One big question that runs through my research is the contraposition of wage inequality and wage equality. At first, it seems like a very simple, nearly trivial point. Let me expand on it.
We all know that wages, by employer's request, have the tendency to move towards marginal productivity. However difficult to calculate, the difference between a brilliant order of one engineer and a stupid order of another one is more important than between a brilliant operation of one manual worker and a stupid operation of another worker. Hence, the good engineer gets paid a lot. This is in accordance with the demand for bright people in management, while manual workers have a whole army of unemployed equally unschooled workers that cause a surplus offer.
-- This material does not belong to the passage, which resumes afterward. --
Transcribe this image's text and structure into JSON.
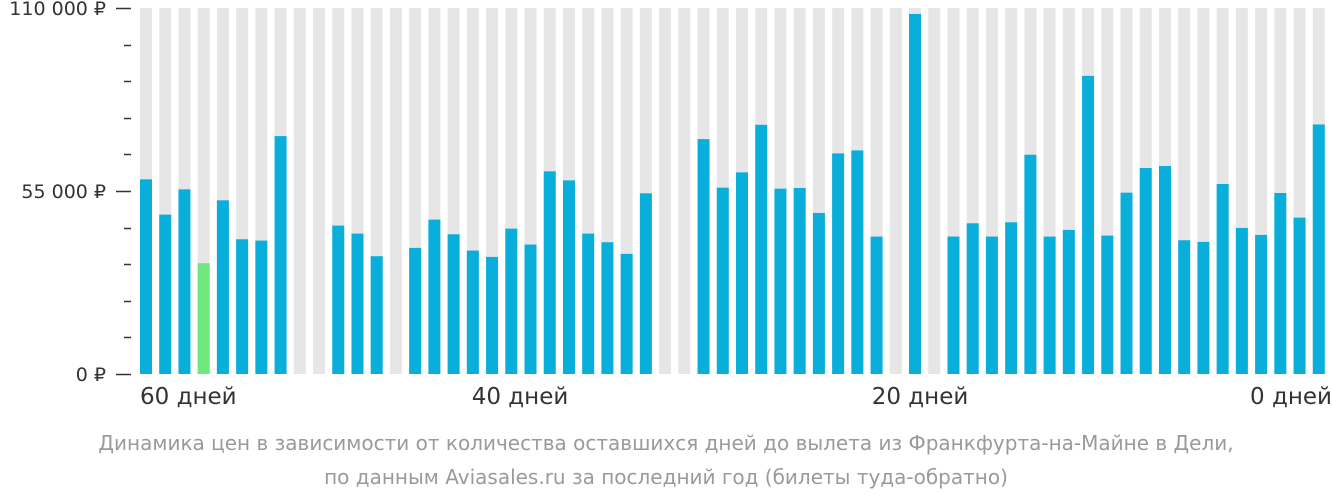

Therefore, for each segment in the workforce, there is an optimal wage.
Ever since
2006, however, the world has discovered externalities. Externalities come in between seemingly Pareto efficient deals, such as the one discribed above. Would it be possible that two segments in the workforce are both better off if government intervenes?
Wilkinson & Pickett believe so: inequality has a price. That price is to be paid by all, also by the rich. In so far that the underclass or precariat causes trouble, this price goes up. This is no moral position at all, I confess, but it may be a very convincing one. The upper segments will profit from having a lower wage, if it smoothens differences in society. Of course, the underclass gets leveled up, which may equally improve happiness and even provide chances for development. In the end, there will be a Pareto efficient equilibrium in some degree of wage inequality way less than the one based on marginal productivity.
Now there is a paradoxical complication in this reasoning: what is the optimal choice when the underclass causes trouble. One can suppress the consequences or the causes, and be indifferent between both options. For example, the upper class can demand a higher wage to compensate for increasing insecurity and the need to have private surveillance. This will actually be the first idea from a free riding micro perspective. It will fail for two reasons:
- The need to be surrounded by guards implies the cost of individual freedom in all cases. In a way, one could however still say that one can be bribed to accept this cost.
- Wages rise far above marginal productivity, which should be compensated by wages far below marginal productivity for lower skilled workers. This will however create ever more trouble, so that this solution is not stable.
In my view, therefore, there is a rational foundation for more equality, which may be the subject of specification in further research. I hope social sciences one day will be able to bring one and one together on this matter.